Fazenda está perplexo, apercebe-se pela leitura que faz de várias
obras de Álvaro Cunhal, que este «compreende melhor do que ninguém
as condições do derrube do fascismo nas circunstância concretas».
Mas logo a seguir, arrependido desta imperdoável concessão, vai
afirmar que «é escusado mascarar o 25 de Abril concreto com a
estratégia da Revolução Democrática e Nacional» e que «Cunhal
falhou na percepção da passagem da Revolução Democrática ao
socialismo». A falibilidade da infalibilidade do PCP!...Por
sua vez, os grupos esquerdistas são apostrofados por Fazenda, em
jeito de autocrítica, como radicais sectários e de uma ingénua
mediocridade.
Na
sua versão pretérita, como «radicalistas de fachada socialista»
(A. Cunhal, 1970), ou na sua versão póstuma, no «começar de novo»
do Bloco de Esquerda, o que sobressai nestas correntes é um
idealismo, uma compreensão insuficiente da história nos seus
avanços e recuos, na sua sinuosidade. No passado viram-se como os
arautos da revolução iminente, iluminados pela «ideia» a realizar
independentemente das condições sociais e históricas objectivas.
Agora, são uma espécie de «sociedade» por antecipação, uma nova
«ideia» original para um «socialismo» sem fronteiras,
«desclassificado», utópico, numa promoção reformista, quase
evangélica, de uma nova verdade.
É
a crise de alcance histórico, crise do capitalismo, crise do modo de
vida de camadas das classes médias, crise profundamente
contraditória, porque a par da grave derrota sofrida pelo socialismo
a nível mundial, após a restauração do capitalismo na Europa de
Leste e na ex-URSS.
2-
Uma ideologia de discurso liberal
O
estilo dominante do discurso bloquista é muito típico, alternando
enunciados categóricos e incisivos, com frase vagas, mas sedutoras,
até pela sua nebulosa imprecisão. Numa entrevista ao DN
(2.03.
08) F. Louçã responde desassombradamente assim: «Com certeza que
estamos à esquerda do Partido Comunista», nem mais. E, adiante,
sobre o socialismo do Bloco: «Gosto muito de fazer campanha junto
das pessoas, de procurar encontrar raízes
de radicalidade e de transformação política.
Acho que o socialismo
é isso mesmo, e é isso que o BE é,
como esquerda socialista.» Eis um exemplo paradigmático da forma
sofisticada e sofista de nada dizer, usando palavras bonitas.
Depois
da frase vazia, mas sonora, eis que vem outra vez a afirmação
política da originalidade do BE, pela voz de Louçã na mesma
entrevista do DN,
que assume forma de promoção da marca, do «produto»: «Nós
rejeitamos a ideia de um movimento popular tutelado por um partido.»
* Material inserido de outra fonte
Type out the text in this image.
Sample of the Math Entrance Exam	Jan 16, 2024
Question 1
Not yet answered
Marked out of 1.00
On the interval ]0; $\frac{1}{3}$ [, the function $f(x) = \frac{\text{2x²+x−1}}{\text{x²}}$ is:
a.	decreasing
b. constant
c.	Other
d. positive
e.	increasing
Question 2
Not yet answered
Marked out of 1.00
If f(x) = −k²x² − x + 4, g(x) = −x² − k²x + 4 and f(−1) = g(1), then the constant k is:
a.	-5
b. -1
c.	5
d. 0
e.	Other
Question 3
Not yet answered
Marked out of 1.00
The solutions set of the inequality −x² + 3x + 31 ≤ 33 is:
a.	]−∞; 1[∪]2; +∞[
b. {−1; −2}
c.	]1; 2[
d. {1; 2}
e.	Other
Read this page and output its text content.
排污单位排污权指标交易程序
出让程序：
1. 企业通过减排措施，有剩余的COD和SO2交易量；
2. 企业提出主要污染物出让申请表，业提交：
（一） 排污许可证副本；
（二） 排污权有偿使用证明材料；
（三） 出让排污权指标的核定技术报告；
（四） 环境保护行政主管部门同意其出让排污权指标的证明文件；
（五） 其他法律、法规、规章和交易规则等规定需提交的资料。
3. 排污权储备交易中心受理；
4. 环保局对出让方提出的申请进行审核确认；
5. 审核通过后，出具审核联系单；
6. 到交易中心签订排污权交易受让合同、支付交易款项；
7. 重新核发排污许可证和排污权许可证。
(…) «Nós entendemos que é preciso constituir uma esquerda
transformadora e emancipatória.» Parafraseando, parece óbvio que
como o Bloco é um «movimento», não é um «partido», o seu
movimento popular não é tutelado, porque é o próprio BE em
movimento. Fica muito mal ser «dono» de um movimento, a fotografia
para a história sai muito melhor com a atitude liberal de deixar
andar o movimento à solta, na espontaneidade criativa de indivíduos
cuja consciência é guiada pelo GPS do Bloco… A ideologia
baseia-se num discurso fluente e redundante onde vocábulos como
«novo», «moderno», «modernizador», «aberto», «plural»,
«social», «socialista», «popular», «alternativo», «radical»,
«democrático», «mudança», vão alternando sem grande
preocupação com o referente e a realidade.
No
livro de F. Louçã, Herança
Tricolor (1989),
obra prenunciadora do Bloco, radica a mesma preocupação de sempre
contra o PCP, ardilosamente montada: «Pelo contrário, o único
processo positivo teria que ser a
erosão do PCP,
criando espaços à esquerda, e esse é ainda e continuará a ser (…)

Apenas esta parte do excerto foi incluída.